Penser avant tout les villes comme des réseaux

Chaque ville , quel que soit son degré de modernité, ressemble à un maillage, une superposition de réseaux, pour la plupart visibles dans le paysage urbain. Qu'il s'agisse des réseaux d'électricité, de gaz, de télécommunication, de drainage des eaux usées ou des eaux pluviales , toutes ces fonctions sont tendues vers un but commun : garantir la sécurité, le bien-être et le mieux-vivre des populations citadines.

 

Première caractéristique d’une ville du Sud : une gestion publique lacunaire

Les éléments les plus banals d'une ville d'un pays du "Nord", perçus comme "allant de soi" - car ancrés depuis très longtemps dans le quotidien de sa population - sont encore inexistants ou alors extrêmement rares dans les villes du "Sud". L’on pense, entre autres, à des objets urbains ordinaires tels que les plaques de rues, d’égouts, les lampadaires, les routes goudronnées qui contribuent respectivement à la fois à l’adressage et l'identification des lieux et de leurs résidents, à la préservation de l’hygiène et de la santé publique , à la circulation des personnes et des biens de consommation ; comme autant de missions dont sont en charge les collectivités.

Les villes du Sud se signalent en général par l'absence de tels réseaux consolidés et dotés d'un fonctionnement optimal. Au mieux va-t-on trouver quelques éléments communs, comme des réseaux téléphoniques, des routes, des rues, mais sans revêtement, sans pavés et inondables à cause de canalisations peu fonctionnelles ou saturées, des quartiers et habitations sans panneaux de signalisation, un déficit d’éclairage public etc.

 

Cadastres et signalisations : des prérequis pour la gestion urbaine

A Paris, la présence de plaques de rue nous paraît normale. Pourtant, celles-ci sont inexistantes dans la plupart des villes et capitales des pays en développement. Or, en l'absence de telles indications, il n'est pas possible d'adresser des courriers, d'envoyer des avis d’imposition, de collecter correctement les taxes qu'en définitive, aucun dispositif n'oblige à payer. Cet état de fait est l'un des symptômes de l'absence de systèmes cadastraux véritablement opérationnels dans ces pays, s'agissant de la gestion, entre autres, des unités foncières et de l'historique des parcelles. 

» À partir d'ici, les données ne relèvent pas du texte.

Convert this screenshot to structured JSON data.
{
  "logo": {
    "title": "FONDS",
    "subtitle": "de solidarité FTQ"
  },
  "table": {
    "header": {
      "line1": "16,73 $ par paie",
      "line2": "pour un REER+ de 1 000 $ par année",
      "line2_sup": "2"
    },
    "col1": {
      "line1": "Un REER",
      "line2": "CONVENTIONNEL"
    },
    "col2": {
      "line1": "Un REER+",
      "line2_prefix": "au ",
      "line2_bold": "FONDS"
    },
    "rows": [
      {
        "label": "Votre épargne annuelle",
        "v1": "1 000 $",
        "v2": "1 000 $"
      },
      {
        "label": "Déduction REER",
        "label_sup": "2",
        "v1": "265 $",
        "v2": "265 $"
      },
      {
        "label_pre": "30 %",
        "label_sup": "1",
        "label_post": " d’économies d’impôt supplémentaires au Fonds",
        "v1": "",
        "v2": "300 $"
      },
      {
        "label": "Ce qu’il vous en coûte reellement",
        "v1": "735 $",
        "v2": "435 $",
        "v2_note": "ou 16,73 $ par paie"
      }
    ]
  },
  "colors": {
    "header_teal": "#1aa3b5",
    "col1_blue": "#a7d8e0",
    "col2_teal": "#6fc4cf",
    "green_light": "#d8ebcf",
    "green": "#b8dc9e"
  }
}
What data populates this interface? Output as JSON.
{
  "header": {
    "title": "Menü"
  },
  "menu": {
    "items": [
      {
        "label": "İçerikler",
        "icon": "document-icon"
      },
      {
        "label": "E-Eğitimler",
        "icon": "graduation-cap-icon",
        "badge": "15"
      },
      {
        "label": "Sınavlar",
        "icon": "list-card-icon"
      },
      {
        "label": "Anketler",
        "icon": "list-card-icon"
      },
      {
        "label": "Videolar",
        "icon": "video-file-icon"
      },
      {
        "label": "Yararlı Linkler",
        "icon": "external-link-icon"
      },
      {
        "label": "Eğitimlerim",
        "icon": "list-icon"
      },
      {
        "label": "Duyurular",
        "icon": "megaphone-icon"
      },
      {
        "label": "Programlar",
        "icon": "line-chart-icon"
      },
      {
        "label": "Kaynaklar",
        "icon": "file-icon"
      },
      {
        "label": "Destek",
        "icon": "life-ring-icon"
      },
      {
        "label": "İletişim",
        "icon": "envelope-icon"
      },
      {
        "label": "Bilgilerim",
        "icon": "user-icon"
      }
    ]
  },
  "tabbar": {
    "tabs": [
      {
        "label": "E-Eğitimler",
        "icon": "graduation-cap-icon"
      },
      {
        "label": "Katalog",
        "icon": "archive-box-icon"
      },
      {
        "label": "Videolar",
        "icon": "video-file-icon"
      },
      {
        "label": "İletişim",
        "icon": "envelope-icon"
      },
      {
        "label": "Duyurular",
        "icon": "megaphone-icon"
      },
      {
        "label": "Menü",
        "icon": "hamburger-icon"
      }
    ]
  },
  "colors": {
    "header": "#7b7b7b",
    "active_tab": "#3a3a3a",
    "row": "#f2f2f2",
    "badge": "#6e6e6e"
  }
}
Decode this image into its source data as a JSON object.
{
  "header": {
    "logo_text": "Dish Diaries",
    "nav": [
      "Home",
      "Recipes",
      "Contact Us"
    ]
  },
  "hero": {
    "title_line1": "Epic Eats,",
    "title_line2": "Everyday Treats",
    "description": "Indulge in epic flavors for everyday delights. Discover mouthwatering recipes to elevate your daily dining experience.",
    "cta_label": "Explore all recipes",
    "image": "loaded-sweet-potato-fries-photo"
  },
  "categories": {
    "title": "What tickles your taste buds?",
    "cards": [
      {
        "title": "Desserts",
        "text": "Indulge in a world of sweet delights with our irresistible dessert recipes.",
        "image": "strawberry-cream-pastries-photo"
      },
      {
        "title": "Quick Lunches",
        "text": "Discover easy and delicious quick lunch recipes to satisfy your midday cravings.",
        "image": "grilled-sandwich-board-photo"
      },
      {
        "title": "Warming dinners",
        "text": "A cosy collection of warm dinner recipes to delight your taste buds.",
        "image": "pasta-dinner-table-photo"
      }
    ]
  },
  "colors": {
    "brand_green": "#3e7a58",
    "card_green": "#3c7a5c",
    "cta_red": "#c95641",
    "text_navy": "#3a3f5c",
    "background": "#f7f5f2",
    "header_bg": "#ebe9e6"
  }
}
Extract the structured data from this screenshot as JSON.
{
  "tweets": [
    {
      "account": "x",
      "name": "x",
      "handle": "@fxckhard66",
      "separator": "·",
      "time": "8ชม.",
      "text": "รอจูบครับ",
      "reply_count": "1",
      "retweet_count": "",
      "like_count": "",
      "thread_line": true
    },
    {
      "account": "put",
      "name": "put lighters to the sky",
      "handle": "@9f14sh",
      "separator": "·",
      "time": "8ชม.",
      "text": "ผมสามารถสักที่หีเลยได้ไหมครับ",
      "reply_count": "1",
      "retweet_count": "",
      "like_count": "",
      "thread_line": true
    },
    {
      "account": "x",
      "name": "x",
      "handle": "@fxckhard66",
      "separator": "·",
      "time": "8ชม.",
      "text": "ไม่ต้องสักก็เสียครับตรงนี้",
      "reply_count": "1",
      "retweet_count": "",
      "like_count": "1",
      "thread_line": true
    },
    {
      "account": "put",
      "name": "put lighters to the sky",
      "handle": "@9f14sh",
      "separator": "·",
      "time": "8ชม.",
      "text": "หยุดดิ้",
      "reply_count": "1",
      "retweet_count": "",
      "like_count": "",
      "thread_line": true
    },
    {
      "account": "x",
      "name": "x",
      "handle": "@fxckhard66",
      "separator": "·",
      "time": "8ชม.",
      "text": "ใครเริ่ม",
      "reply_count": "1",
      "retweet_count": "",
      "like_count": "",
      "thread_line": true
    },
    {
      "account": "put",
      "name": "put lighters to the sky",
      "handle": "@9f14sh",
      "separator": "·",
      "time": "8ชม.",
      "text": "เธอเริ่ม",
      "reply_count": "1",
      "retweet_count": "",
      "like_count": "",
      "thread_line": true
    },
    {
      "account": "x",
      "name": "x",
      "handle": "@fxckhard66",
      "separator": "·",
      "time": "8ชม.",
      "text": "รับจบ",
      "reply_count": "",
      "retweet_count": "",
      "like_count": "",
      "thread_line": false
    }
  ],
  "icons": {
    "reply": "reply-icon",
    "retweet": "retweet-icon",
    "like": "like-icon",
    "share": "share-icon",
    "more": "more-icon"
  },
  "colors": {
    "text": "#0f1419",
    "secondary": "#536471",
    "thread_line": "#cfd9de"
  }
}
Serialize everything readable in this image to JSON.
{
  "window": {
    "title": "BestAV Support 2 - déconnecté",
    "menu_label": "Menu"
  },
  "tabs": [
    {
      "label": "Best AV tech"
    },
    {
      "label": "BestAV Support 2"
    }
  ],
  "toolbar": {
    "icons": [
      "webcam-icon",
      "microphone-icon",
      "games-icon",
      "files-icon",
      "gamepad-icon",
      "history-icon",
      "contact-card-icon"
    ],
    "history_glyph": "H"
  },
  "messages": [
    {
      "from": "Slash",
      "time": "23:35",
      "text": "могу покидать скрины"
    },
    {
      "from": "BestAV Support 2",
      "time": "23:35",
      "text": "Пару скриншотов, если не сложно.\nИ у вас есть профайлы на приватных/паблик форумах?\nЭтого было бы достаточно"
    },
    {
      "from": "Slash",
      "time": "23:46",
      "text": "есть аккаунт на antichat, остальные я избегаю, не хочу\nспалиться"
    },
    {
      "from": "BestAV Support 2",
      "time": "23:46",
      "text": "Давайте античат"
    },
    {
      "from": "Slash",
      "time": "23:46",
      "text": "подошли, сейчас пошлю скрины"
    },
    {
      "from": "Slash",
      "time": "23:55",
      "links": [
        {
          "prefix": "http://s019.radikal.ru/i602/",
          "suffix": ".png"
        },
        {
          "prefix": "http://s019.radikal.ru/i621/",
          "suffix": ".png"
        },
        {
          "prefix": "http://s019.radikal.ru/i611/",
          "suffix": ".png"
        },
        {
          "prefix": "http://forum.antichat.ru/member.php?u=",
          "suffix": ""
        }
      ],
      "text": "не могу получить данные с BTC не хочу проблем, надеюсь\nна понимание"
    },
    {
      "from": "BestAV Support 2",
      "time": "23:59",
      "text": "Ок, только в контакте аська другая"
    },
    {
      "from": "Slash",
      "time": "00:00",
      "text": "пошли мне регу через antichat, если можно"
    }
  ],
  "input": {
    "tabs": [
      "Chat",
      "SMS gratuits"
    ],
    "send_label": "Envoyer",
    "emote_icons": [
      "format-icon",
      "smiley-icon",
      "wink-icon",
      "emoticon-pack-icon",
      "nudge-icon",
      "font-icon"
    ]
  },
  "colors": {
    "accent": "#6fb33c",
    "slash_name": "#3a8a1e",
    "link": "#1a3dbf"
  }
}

Dans ces conditions, il est difficile voire impossible de savoir avec exactitude qui habite à tel ou tel endroit, ni combien de ménages, d'enfants, de personnes âgées ou ayant un handicap y résident. Pas plus qu'il n'est possible de déterminer qui est le propriétaire ou le locataire du lieu concerné, et ainsi d'être en mesure, par exemple, de collecter les taxes de vente.

 

Parvenir à une combinaison efficace du politique, de l'administratif et du technique

Si l'adressage est important, il ne suffit pas de peindre un numéro sur une porte comme on le voit dans beaucoup de pays africains, en espérant que cela suffise à résoudre le problème. Pour pouvoir organiser la vie de la cité, sa gestion, son développement, le processus est plus complexe et long à mettre en œuvre. C’est toute la gestion dans l’administration publique qu'il faut organiser et réformer, car c'est par cet instrument que l'Etat est en mesure de recencer, de savoir en temps réel ce qui se passe, et de gérer la ville dans le long terme. La plaque de rue est en quelque sorte le symbole de la gestion urbaine, laquelle englobe la plupart des services dont les citadins bénéficient au quotidien.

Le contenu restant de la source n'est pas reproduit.